I am a student at San Antonio College. I have been since 2008 (and yes, I know how it looks to have three years in at a community college; I just changed my major this academic year, and unfortunately a good many of my classes aren't useful for the new one). Over the course of the time I have been here, I have grown used to seeing messages in my campus e-mail titled CAMPUS CRIME ALERT. They are typically very similar: someone was robbed, or assaulted, or both. We are also warned of off-campus crimes when they occur very near SAC; those are generally more of the same. I am now an internet student, but even that requires occasional trips to campus, and I am well aware of the fact that I am endangering myself every time I go to buy my textbooks, deal with paperwork, or take an exam. In fact, as I was taking a final exam for a literature course at the end of the Fall 2010 semester, a crime occurred on campus wherein two young men were robbed by an armed assailant. As a result of this, one of them was sent to the hospital with serious injuries. The criminal escaped. He was reported to have run toward the very building where I was taking my test, and although the student body was told the building was locked down and searched, I can attest to the fact that neither campus police nor SAPD ever came to the SLAC lab where I and probably fifty other unarmed students were.
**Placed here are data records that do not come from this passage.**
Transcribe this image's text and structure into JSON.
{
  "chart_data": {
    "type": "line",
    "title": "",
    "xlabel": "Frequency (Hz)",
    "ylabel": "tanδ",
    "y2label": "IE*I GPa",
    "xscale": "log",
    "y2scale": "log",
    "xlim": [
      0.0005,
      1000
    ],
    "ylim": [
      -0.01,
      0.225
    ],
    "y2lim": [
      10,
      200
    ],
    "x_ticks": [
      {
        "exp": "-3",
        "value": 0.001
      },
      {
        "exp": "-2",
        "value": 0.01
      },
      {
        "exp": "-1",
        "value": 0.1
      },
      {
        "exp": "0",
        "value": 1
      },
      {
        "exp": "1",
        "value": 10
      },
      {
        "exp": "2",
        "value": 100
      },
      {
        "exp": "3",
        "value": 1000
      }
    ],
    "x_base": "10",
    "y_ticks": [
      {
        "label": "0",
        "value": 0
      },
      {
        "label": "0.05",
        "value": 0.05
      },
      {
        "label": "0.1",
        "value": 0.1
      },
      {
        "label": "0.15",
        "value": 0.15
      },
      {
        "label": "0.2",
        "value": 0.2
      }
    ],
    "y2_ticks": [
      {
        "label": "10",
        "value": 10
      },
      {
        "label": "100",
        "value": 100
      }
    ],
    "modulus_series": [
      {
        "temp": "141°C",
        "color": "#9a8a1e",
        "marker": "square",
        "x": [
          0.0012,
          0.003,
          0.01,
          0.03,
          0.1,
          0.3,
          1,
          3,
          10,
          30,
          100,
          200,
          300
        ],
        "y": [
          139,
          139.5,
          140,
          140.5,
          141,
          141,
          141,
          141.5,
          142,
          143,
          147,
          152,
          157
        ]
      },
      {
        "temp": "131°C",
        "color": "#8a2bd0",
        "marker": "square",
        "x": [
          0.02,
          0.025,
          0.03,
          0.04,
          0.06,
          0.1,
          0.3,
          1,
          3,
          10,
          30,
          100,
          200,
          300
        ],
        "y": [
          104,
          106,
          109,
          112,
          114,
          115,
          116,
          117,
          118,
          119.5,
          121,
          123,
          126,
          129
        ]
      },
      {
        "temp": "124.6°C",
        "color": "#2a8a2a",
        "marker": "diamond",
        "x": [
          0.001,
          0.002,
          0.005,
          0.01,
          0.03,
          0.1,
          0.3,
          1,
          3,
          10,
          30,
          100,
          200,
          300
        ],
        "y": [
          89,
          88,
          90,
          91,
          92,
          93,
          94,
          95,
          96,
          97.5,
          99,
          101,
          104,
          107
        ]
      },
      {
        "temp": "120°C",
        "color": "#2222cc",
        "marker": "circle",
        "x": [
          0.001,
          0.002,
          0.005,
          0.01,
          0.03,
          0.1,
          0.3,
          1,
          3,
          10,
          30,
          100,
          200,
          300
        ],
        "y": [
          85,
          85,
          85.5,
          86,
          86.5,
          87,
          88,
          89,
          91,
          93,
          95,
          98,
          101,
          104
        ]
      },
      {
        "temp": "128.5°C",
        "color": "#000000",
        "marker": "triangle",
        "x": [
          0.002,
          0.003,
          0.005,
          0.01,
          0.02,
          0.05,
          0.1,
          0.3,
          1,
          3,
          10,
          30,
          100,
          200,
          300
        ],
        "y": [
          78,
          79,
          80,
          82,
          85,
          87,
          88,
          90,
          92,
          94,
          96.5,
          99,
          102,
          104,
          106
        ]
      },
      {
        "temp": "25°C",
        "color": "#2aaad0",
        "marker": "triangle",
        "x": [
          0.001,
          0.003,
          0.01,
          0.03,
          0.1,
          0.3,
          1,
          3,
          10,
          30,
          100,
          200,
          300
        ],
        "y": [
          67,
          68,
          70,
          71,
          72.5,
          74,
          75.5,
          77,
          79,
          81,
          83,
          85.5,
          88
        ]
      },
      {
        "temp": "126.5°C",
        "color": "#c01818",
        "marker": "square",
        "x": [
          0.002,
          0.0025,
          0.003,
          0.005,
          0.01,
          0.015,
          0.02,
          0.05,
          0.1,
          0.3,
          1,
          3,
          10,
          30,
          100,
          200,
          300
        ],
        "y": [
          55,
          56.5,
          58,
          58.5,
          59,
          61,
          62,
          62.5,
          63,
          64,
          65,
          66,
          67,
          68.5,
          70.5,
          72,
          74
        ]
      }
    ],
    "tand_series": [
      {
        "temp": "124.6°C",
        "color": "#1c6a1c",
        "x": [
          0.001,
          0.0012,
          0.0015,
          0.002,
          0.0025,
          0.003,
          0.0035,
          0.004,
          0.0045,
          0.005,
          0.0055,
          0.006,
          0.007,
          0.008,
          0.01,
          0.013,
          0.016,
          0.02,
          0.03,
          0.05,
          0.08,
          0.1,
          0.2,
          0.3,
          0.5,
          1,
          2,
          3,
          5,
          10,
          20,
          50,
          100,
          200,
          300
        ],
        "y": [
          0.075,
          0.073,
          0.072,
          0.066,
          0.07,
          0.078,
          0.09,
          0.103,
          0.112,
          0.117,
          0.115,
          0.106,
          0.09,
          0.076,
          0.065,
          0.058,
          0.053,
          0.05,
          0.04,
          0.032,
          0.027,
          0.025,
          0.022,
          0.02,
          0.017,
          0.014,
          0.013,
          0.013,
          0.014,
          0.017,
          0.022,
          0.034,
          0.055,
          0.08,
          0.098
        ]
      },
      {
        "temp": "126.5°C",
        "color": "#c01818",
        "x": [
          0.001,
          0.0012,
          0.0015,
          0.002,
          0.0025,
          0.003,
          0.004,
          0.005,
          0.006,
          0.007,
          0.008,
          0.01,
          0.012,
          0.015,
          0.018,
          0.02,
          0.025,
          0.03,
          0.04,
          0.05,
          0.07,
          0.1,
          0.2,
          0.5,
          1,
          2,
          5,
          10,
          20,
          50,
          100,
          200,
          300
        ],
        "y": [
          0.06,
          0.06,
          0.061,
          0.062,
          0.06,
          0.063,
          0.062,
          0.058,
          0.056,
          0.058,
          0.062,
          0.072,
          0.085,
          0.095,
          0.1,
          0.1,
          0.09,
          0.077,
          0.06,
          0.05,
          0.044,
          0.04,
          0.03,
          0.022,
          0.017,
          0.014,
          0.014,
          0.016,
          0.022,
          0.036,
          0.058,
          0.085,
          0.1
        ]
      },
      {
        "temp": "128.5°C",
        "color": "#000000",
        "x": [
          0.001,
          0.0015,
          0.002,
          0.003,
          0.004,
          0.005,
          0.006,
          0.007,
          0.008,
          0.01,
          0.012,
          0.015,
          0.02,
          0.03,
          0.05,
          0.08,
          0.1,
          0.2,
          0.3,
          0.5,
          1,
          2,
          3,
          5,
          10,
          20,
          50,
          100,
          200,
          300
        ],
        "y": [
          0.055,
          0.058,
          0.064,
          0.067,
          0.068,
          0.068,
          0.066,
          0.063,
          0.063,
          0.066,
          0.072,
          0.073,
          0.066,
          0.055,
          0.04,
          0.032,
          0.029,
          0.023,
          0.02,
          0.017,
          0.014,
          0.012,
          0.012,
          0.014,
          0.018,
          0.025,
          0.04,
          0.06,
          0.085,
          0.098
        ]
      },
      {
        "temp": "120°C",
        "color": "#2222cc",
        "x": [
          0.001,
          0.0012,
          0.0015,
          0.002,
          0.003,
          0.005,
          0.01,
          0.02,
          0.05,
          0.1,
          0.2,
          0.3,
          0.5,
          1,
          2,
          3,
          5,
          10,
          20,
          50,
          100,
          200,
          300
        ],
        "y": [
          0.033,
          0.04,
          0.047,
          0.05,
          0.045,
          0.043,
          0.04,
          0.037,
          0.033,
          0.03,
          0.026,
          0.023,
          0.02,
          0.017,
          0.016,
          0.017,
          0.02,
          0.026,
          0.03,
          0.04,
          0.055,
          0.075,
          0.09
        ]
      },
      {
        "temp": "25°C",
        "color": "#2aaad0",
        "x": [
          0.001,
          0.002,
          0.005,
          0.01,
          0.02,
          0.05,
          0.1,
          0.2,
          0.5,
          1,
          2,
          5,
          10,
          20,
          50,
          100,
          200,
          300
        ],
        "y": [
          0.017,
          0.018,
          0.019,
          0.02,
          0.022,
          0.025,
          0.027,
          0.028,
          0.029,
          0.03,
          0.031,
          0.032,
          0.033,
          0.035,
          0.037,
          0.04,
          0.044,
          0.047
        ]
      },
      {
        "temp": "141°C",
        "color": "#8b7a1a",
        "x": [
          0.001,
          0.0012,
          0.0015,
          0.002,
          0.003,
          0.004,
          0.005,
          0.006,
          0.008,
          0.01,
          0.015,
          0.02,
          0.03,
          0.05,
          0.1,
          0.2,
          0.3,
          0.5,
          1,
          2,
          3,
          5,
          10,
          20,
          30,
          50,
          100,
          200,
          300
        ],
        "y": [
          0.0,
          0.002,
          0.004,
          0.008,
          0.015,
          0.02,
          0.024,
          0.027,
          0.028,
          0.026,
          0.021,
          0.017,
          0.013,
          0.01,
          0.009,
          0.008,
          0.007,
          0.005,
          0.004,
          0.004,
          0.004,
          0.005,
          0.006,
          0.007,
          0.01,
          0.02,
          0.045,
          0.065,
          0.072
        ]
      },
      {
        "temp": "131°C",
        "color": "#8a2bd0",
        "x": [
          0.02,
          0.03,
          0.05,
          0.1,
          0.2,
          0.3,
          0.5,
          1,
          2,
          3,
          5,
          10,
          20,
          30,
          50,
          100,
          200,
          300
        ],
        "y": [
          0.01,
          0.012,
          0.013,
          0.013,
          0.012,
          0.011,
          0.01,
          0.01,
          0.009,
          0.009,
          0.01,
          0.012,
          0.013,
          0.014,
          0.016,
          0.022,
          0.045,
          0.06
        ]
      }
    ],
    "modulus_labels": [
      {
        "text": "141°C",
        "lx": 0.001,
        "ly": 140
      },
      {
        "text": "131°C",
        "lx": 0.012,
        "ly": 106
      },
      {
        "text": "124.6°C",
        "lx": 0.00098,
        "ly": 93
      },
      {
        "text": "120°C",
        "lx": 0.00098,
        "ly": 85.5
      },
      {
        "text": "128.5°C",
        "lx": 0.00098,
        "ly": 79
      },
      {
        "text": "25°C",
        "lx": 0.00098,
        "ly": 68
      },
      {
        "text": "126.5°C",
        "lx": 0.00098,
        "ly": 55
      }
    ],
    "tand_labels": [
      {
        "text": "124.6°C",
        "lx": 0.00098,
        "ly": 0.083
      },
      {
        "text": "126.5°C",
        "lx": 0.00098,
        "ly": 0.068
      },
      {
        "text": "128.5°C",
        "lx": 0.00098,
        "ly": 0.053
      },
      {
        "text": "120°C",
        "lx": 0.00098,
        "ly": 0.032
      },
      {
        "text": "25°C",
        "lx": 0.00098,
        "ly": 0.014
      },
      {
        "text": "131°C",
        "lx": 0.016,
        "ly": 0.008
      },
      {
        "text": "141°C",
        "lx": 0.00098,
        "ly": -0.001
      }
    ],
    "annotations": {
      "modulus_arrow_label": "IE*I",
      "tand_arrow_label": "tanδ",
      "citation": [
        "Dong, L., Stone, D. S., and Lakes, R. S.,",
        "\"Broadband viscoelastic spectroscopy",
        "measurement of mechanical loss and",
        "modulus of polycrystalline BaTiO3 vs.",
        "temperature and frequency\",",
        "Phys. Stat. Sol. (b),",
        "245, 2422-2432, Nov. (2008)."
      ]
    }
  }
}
And yet, you have shown through your actions and statements both that you do not feel I should be allowed the most effective means of defense at my disposal. I am blind without my glasses and have scoliosis (and therefore almost no upper-body strength). There is virtually no way I would be able to win a grappling contest with a young, strong male who had mayhem in mind. I have a 3.6 GPA, and an IQ of 140, both of which are typically held to be indicators of strong intelligence, and yet I cannot for the life of me understand why you believe I would be better off were I the victim of crime. For obvious reasons, I don't agree!
You may well argue that adding more guns to the mix is not the solution. To that, I say: Have you not been paying attention? There are colleges which allow weapons to be carried by their students, and violence has not risen at any of them. Here in Texas as a whole, incidence of violent crime has tumbled since the legalization of concealed carry. Here in San Antonio last year, we had 79 murders. In the early 1990s, we had two years in a row where the murder rate topped 300. Now, I am not claiming concealed carry has been completely responsible for that decrease; what I am claiming is this: It is demonstrably false to allege that allowing citizens to carry weapons will lead to any sort of increase in violent crime. There is no principal of logic that lends any credence to the belief that allowing students to protect themselves while at school will be the one thing to have a different outcome.
Given that the main argument against campus carry is patently false, I am left with uncomfortable questions about the reality of your opposition to Sen. Wentworth's measure. Have you been snookered by the erroneous claims of increased violence? Do you prefer potential victims be easy pickings? Are you more concerned with the well-being of criminals than of law-abiding citizens?
I have my suspicions as to the answer, but I will await your response nontheless.
~Sabra
(And yes, boys and girls, I am sending this off, late though it may be. I'll share any response with you.)
1 comment:
I would have been much shorter in my query, along the lines of "Why do you think it's better for students to be unarmed against potential attackers, when the latter demonstrate their unwillingness to abide by *any* laws?" I doubt they'll answer you, or if they do, it'll be a form letter offering condolences that you don't agree with them, but offering no reasoned explanation for their position.